Why is Jesus called the Word? It’s clear that John wants us to understand the Word as divine and eternal. He is God. Having established that, John goes on to say: “And the Word became flesh and dwelt among us, and we beheld His glory, the glory as of the only begotten of the Father, full of grace and truth” (John 1:14).
In the beginning was the Word, and the Word was with God, and the Word was God. (John 1:1, NKJV)
If I were to open with the words, “fourscore and seven years ago,” your mind would immediately go to Abraham Lincoln’s address at Gettysburg. His words hearken back to the signing of the Declaration of Independence that brought the United States into existence and set the stage for what he had to say.

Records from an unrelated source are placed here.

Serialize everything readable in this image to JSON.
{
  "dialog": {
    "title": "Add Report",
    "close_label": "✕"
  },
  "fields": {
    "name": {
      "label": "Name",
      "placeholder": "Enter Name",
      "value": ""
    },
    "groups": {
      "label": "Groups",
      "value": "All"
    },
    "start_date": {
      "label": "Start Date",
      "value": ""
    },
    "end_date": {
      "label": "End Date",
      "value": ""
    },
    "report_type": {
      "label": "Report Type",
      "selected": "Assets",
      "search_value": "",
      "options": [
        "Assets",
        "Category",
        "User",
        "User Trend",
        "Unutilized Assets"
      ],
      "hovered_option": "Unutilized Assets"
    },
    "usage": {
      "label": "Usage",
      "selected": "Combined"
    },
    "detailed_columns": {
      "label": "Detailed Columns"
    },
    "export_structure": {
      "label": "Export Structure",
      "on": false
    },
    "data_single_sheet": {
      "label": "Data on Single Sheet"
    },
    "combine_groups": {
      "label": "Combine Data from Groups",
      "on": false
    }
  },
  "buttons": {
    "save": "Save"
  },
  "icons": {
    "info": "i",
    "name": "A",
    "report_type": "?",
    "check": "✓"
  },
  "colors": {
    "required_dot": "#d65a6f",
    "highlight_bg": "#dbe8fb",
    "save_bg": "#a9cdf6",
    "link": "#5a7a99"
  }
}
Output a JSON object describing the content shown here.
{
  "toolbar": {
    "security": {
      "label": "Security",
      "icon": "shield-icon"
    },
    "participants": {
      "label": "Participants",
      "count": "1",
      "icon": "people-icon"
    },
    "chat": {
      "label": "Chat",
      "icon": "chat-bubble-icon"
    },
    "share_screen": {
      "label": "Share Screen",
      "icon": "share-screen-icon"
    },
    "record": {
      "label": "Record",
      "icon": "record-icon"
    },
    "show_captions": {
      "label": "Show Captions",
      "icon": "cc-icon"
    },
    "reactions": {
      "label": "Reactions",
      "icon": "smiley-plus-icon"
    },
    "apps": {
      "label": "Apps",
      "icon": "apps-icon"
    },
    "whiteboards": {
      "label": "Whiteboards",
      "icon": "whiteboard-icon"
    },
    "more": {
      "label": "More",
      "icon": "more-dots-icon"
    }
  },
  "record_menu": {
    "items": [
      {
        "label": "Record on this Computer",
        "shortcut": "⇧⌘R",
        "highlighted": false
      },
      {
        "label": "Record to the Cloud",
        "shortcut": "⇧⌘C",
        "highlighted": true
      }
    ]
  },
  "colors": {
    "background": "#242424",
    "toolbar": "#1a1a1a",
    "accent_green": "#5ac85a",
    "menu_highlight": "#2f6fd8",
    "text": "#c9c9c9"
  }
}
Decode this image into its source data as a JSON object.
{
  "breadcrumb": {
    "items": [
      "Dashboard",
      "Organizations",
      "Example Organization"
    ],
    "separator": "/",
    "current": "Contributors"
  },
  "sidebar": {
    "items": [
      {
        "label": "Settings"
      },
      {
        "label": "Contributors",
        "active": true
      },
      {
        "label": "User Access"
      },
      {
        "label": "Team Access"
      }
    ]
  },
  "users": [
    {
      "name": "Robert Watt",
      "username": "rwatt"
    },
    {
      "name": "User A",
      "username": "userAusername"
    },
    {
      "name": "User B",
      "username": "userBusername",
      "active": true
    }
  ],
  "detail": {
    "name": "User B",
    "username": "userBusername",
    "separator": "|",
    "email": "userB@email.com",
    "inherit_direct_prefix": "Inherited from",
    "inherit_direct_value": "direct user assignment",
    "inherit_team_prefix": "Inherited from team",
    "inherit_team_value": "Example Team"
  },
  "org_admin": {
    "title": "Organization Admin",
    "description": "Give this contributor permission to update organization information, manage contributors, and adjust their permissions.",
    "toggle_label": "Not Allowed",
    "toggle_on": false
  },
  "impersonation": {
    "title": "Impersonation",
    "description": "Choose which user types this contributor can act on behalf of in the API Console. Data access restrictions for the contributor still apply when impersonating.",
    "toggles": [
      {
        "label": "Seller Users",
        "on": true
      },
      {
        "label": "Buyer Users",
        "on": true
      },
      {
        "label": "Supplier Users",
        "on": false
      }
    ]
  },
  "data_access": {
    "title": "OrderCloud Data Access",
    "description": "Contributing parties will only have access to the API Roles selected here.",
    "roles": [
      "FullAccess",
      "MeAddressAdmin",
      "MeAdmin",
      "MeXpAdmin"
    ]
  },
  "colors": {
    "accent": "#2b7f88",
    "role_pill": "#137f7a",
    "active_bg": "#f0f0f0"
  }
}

The Bible’s opening words are “in the beginning” (Gen. 1:1). It is with those words that John launches his Gospel account. He uses this familiar phrase to orient us to creation. He weaves together themes of creation, light, and life. Beyond what has been made is the eternal, uncreated God. Now, invoking the words of Genesis, John begins a new creation account.
The Synoptic Gospels – Matthew, Mark, and Luke – start their narratives with the earthly ministry of Jesus. Matthew and Luke record accounts of His birth. John, however, begins with the pre-incarnate Christ. He is eager for us to know that Jesus is God, eternal, self-existent, and uncreated. In a sense, John can’t call Him “Jesus” yet because Jesus is His given name, His human name, the name assigned Him at His birth.